Wolf, at the press conference, bragged about Pennsylvania’s success in vaccinating people. He said the state was at the top of the country for the percentage of Pennsylvanians aged 65 and over who received at least one dose of the vaccine.

“The strategy has always been vaccines and there is no doubt that the vaccine has worked,” he said.

New cases of COVID-19 have more than tripled in the past two weeks, to an average of around 725 per day, according to the Johns Hopkins University Center for Systems Science and Engineering. Hospitalizations have also started to rise again, increasing by more than a third in the past 10 days, state data shows.

New cases and hospitalizations are still only a fraction of what they were at the height of the pandemic last winter.

The pace of vaccinations, meanwhile, has slowed considerably to reach around 12,500 people per day. Almost 63% of adults in Pennsylvania are fully immunized, according to federal data.
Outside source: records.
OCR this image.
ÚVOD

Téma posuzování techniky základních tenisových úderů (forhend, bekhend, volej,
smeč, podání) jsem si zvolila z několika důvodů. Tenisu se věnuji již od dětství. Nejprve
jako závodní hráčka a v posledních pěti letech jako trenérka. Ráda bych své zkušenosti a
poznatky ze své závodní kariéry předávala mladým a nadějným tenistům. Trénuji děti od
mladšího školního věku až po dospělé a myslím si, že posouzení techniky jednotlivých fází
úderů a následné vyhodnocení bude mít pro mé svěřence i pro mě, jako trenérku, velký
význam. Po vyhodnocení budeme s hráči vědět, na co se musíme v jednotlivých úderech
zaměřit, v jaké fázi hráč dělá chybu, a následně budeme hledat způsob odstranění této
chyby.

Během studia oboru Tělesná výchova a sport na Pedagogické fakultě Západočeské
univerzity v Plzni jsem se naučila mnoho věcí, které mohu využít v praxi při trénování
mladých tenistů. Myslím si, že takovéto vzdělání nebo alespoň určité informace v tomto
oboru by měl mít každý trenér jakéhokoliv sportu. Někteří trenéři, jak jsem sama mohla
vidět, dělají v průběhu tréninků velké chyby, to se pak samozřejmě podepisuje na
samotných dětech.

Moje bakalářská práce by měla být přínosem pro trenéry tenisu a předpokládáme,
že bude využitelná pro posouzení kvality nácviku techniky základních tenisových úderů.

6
Wolf and the task force’s letter warned that a resurgent virus could wreak havoc in nursing homes, threaten the state’s workforce and weigh on hospitals. He urged lawmakers to “talk about our common goals: to protect ourselves and those we love.” Please do so with care, understanding and urgency. “

The state health department is also planning a text messaging campaign to encourage more than 250,000 people who have skipped their second dose of the two-dose COVID-19 vaccine to track and get it.

House Republicans opposed the plan to send text messages, saying on Friday it raised serious privacy concerns and residents had not given permission to be contacted.

“Given this administration’s poor record of private health protection and the personally identifiable information of Pennsylvanians, questions remain about how this information is stored, who facilitates this text messaging program, and what assurances have been provided that this information is secure, ”said Jason Gottesman, spokesperson for House Republicans.

GOP lawmakers criticized the Wolf administration for a data breach involving the company Pennsylvania originally hired to conduct contact tracing in the state. Insight Global was fired in May after company employees compromised the private data of more than 70,000 residents.

Contact tracers identify people who have been exposed to the coronavirus so they can self-quarantine.

The Wolf administration said people receiving text messages gave their phone numbers to their health care providers when they made their first vaccine appointments, and the providers themselves also send text reminders.

“We must use all the tools at our disposal to encourage everyone from the age of 12 to get vaccinated,” Ministry of Health spokesperson Barry Ciccocioppo said. He accused House Republicans of “scare that spreads misinformation and puts people at risk.”

Michael Rubinkam of The Associated Press and Jan Murphy of PennLive contributed to this report.